The PL spectrum shown in Figure 4 was derived at room temperature. The peak due to the near-bandgap edge emission of the wide-bandgap ZnO is centered at 380 nm. At the ZnO nanowire arrays on the ZnO seed layer annealed in air, the defect-related green emission (565 nm) of the ZnO nanowire arrays is lower than in the N2 and vacuum annealing conditions. The green emission is also known to be a deep-level emission caused by the impurities and structural defects in the crystal (e.g., oxygen vacancies, zinc interstitials) [24]. According to the annealing conditions, the PL peak in the green emission region is gradually enhanced, which is believed to result from oxygen vacancies. Therefore, it is suggested that the ZnO nanowire arrays may reduce the defect density and hence lower the defect-related emission caused by the ZnO seed layer annealed in air conditions. Moreover, the ZnO nanowire arrays on the ZnO seed layer annealed in air have a highly delineated (002) orientation and vertical alignment.

582764.fig.004
Figure 4: Normalized room temperature PL spectra of the ZnO nanowire arrays using 325 nm line as the excitation source.

Figure 5 shows XPS spectra of O1s for ZnO nanowire arrays, fitted with Gaussian-Lorentz distribution (70 : 30 ratio).
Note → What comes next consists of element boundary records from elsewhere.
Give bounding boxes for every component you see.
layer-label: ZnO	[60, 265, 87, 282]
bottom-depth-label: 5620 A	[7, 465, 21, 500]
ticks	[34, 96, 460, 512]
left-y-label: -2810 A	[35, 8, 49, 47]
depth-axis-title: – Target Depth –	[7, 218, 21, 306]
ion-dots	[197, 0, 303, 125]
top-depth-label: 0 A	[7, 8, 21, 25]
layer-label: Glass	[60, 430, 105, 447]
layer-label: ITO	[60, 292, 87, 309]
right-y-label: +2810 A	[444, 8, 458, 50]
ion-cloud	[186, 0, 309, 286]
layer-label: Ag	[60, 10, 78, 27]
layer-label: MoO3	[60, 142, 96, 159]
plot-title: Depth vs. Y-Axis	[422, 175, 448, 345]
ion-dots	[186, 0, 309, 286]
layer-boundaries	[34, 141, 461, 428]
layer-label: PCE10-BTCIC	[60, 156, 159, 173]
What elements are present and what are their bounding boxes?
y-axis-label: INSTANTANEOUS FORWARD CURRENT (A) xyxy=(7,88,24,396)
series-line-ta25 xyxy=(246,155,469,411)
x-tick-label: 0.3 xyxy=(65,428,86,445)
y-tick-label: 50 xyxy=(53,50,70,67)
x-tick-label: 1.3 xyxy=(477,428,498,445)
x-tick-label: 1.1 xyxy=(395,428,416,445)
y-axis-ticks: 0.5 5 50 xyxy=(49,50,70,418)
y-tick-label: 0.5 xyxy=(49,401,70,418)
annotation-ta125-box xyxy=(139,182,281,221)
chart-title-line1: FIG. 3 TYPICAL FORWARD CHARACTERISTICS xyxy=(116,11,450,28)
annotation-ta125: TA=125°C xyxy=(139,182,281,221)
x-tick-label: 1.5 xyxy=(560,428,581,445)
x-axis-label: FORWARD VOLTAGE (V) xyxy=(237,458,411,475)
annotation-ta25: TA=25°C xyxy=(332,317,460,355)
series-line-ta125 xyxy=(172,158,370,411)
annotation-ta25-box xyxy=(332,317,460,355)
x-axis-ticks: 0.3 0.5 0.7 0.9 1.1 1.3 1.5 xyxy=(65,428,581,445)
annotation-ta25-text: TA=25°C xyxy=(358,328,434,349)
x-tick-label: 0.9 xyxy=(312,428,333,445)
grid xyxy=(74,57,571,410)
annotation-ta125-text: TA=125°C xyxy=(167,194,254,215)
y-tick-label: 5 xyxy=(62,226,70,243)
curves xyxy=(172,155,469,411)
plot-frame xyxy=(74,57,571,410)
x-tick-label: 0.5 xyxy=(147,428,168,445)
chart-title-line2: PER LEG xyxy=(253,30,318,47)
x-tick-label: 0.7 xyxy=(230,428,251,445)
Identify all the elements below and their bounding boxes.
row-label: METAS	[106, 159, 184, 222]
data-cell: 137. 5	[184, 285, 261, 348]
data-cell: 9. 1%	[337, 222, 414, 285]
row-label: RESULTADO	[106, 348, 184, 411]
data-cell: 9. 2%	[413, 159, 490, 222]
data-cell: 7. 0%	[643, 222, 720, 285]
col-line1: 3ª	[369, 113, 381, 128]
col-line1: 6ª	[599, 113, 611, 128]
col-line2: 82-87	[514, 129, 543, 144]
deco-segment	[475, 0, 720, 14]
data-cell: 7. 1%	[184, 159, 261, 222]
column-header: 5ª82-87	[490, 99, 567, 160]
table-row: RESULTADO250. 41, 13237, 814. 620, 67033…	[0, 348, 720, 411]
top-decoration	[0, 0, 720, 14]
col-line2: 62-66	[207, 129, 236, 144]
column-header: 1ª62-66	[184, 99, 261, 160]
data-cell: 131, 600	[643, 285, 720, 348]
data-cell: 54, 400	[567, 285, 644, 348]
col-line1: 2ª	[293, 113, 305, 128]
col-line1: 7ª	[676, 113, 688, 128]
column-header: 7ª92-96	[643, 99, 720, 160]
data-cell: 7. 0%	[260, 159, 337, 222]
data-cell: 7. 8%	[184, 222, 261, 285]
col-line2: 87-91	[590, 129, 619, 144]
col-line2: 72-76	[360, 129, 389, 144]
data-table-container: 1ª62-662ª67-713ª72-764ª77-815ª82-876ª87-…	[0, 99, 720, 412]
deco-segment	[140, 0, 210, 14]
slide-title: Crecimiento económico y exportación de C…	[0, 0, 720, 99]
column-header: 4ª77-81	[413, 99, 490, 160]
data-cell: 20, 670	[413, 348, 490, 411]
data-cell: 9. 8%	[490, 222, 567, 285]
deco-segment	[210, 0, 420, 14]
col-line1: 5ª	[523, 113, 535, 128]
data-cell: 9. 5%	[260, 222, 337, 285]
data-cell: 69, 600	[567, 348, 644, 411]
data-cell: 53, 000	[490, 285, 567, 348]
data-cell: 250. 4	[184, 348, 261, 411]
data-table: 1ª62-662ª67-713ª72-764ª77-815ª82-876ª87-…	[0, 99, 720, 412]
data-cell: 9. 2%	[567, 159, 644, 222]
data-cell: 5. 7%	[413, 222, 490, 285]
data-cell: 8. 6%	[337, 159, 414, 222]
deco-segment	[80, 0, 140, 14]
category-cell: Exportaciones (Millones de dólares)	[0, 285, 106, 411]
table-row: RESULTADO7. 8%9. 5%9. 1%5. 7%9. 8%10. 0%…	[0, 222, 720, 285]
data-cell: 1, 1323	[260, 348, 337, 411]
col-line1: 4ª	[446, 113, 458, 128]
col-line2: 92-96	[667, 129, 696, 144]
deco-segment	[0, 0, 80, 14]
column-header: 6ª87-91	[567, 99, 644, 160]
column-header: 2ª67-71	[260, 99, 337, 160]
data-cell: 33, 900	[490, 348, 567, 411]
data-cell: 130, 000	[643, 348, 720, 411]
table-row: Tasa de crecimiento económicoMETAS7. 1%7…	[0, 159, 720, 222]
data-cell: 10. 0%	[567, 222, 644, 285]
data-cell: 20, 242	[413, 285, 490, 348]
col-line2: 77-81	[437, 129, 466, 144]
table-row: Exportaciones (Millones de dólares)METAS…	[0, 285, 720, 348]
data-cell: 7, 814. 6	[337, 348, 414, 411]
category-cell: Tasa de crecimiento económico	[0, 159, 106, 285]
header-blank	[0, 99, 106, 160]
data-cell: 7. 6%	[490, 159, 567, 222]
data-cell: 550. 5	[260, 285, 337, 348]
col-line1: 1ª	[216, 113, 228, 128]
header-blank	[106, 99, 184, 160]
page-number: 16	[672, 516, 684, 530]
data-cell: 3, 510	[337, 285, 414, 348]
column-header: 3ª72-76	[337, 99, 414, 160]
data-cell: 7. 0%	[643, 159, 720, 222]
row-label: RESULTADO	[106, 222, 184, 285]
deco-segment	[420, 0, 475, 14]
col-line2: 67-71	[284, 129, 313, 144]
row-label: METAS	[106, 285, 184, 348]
The O1s peak was constructed of subpeaks at 527.2 eV and 528.5 eV, respectively. The peak with low binding energy (527.2 eV) corresponds to O2− on normal wurtzite structure of a ZnO single crystal [25]. Another peak centered at 528.5 eV is attributed to O2− in the oxygen vacancies within the ZnO matrix [26]. The O1s peaks for the ZnO nanowire arrays on the ZnO seed layer annealed at vacuum have a shoulder at higher binding energy as shown in Figure 5(c), which gradually decreases for annealed samples in N2 and in air. From the observation of O1s peaks, it is clear that the oxygen vacancies of the ZnO nanowire arrays decrease with annealing in air conditions. Annealing in N2 and vacuum can cause a deviation from the stoichiometric state, resulting in large oxygen deficiencies [27]. These oxygen deficiencies were decreased by O that was complemented with annealing in air. These results indicate that the stoichiometry and structure of ZnO seed layers annealed in air are superior to those of ZnO layers annealed in both N2 a vacuum. The XPS measurement supports this PL observation. These observations indicate that the ZnO nanowire arrays on the ZnO seed layer annealed at vacuum degrade the nanowire quality, thus creating oxygen vacancies.

fig5
Figure 5: XPS spectra of the ZnO nanowire arrays at three different seed layer annealing conditions: (a) air, (b) N2, and (c) vacuum.

4. Conclusion

High-quality and well-aligned ZnO nanowire arrays were successfully synthesized on glass substrate by the rapid microwave heating process. We verified that the annealing treatment for ZnO seed layer was very important for achieving the high quality of ZnO nanowire arrays as ZnO seed nanoparticles of larger than 30 nm in diameter evolve into ZnO nanowire arrays. The ZnO nanowire arrays on the ZnO seed layer annealed at air are highly c-axis-oriented and perpendicular to the substrate with high crystalline quality compared with N2 and vacuum annealed ZnO nanowires. The PL measurements show that the ZnO seed layer annealed in air yields low levels of oxygen vacancies in the ZnO nanowire arrays. The high-quality ZnO nanowires created with the rapid microwave heating process show a great promise for use in flexible solar cells, flexible displays, and other flexible devices with low power, low growth temperature, short growth time, easy fabrication, and low cost.

Acknowledgments

The authors wish to thank Samsung Advanced Institute of Technology in Samsung Electronics and the Center for Optical Materials Science and Engineering Technologies (COMSET) in Clemson University for their financial support. The authors also thank Dr. T. Darroudi, Dr. H. Qian, and Dr. J. S. Hudson of Clemson University Electron Microscope Facility for technical assistance and Dr. J. E. Harriss for the Microstructures Laboratory.